I am going through the textbook Computer Organization and Design and I am a bit confused with the Branch Prediction and how it works with a 5 stage pipeline scenario - IF ID EX MEM WB.
Consider the following sequence of instructions:
TOP: SUB X2, X2, X3
.
.
B.NE TOP
ADD X1, X1, X2
Assume the first case with no branch prediction and all possible forwarding paths. As per the textbook, when the Branch to the TOP is taken, the processor would incur a penalty of 1 stall. This is because after the B.NE instruction, the next instruction in the pipeline would be the ADD instruction when it should really have been the SUB instruction. The processor realizes that it inserted the incorrect instruction into the pipeline only at the end of the ID stage of the B.NE instruction and hence has to nop all the remaining stages of ADD (by the end of the ID stage it also manages to calculate the correct address to fetch the instruction from). So the pipeline in this case looks something like this:
However if the branch was not taken, there would have been no stalls. Because the next instruction would correctly have been the ADD instruction and the execution would have proceeded normally.

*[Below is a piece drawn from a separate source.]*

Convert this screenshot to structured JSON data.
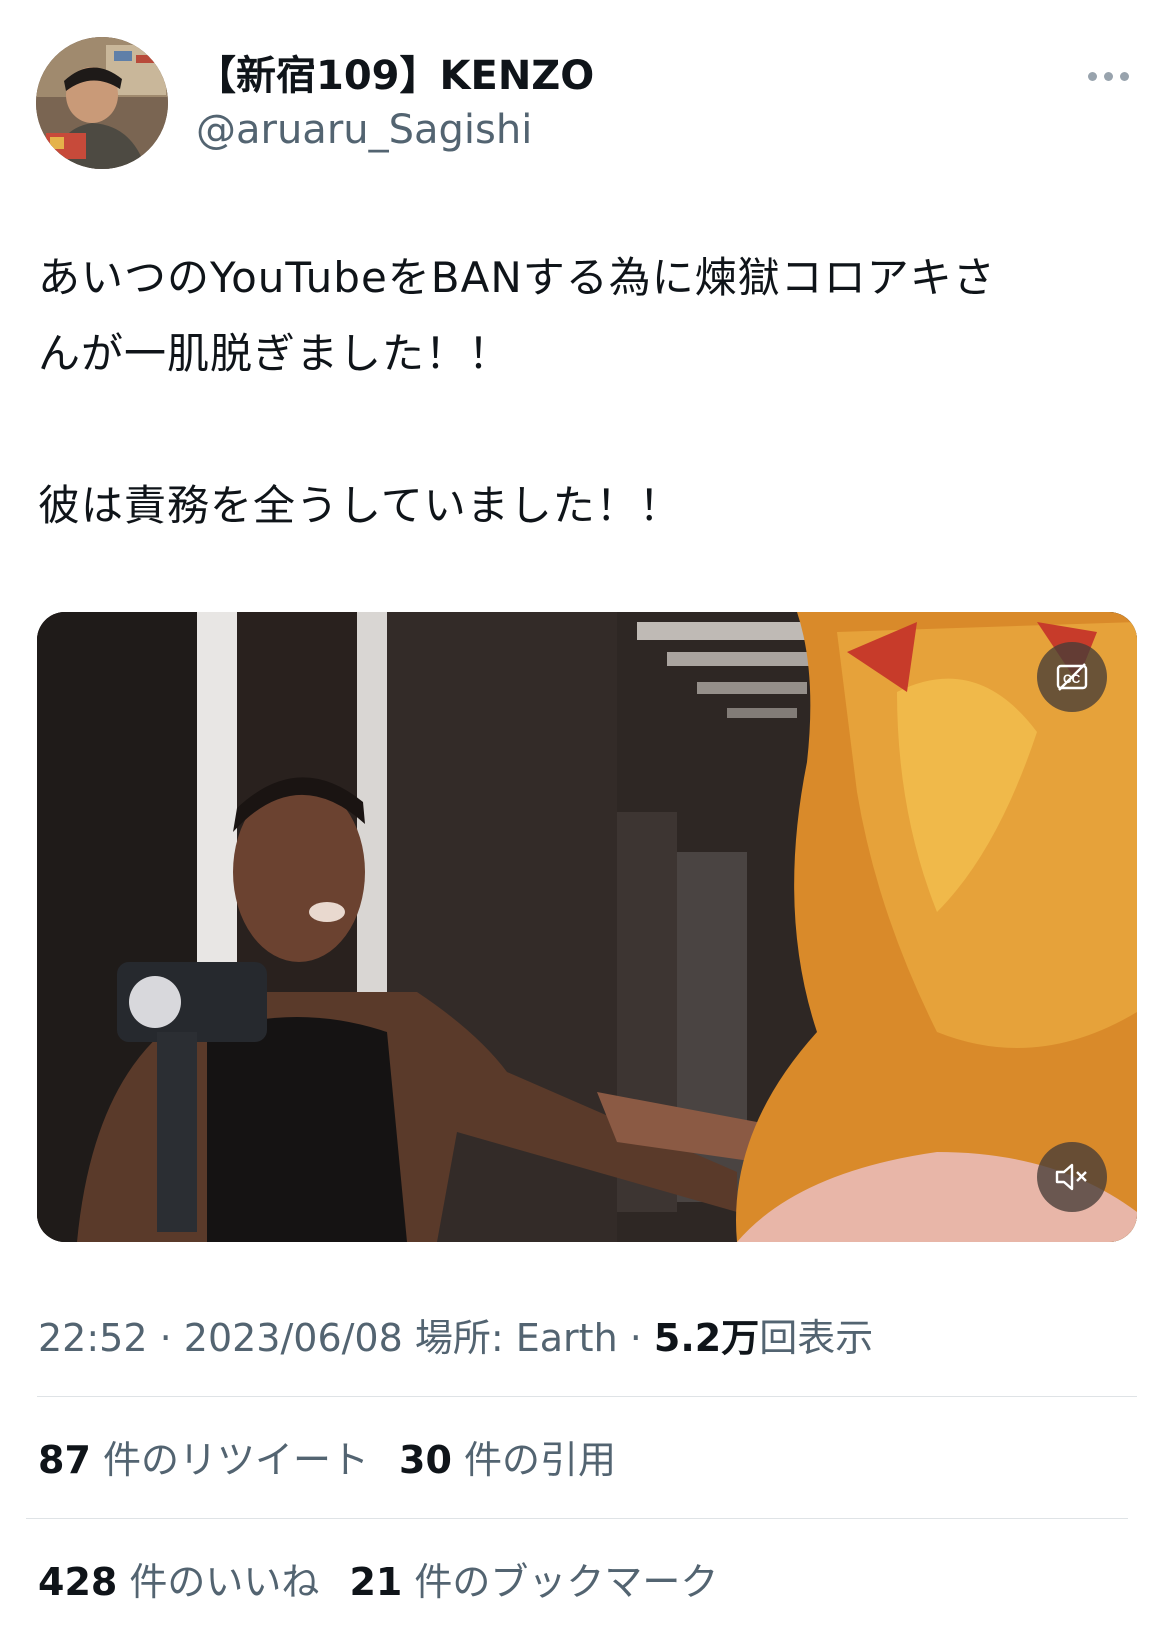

Now consider the same instructions and the same processor but with perfect branch prediction. Assume Branch is taken. The processor would know that the instruction is a Branch instruction only during the ID stage for the B.NE instruction. And the Branch Prediction would kick in only after that. By that time, the ADD instruction is already in the pipeline. Hence there would still be a penalty of 1 stall. So what is the advantage of even having the Branch Prediction? I am clearly missing something.
So I think I am confused with where exactly in the pipeline does the Branch Prediction kick in?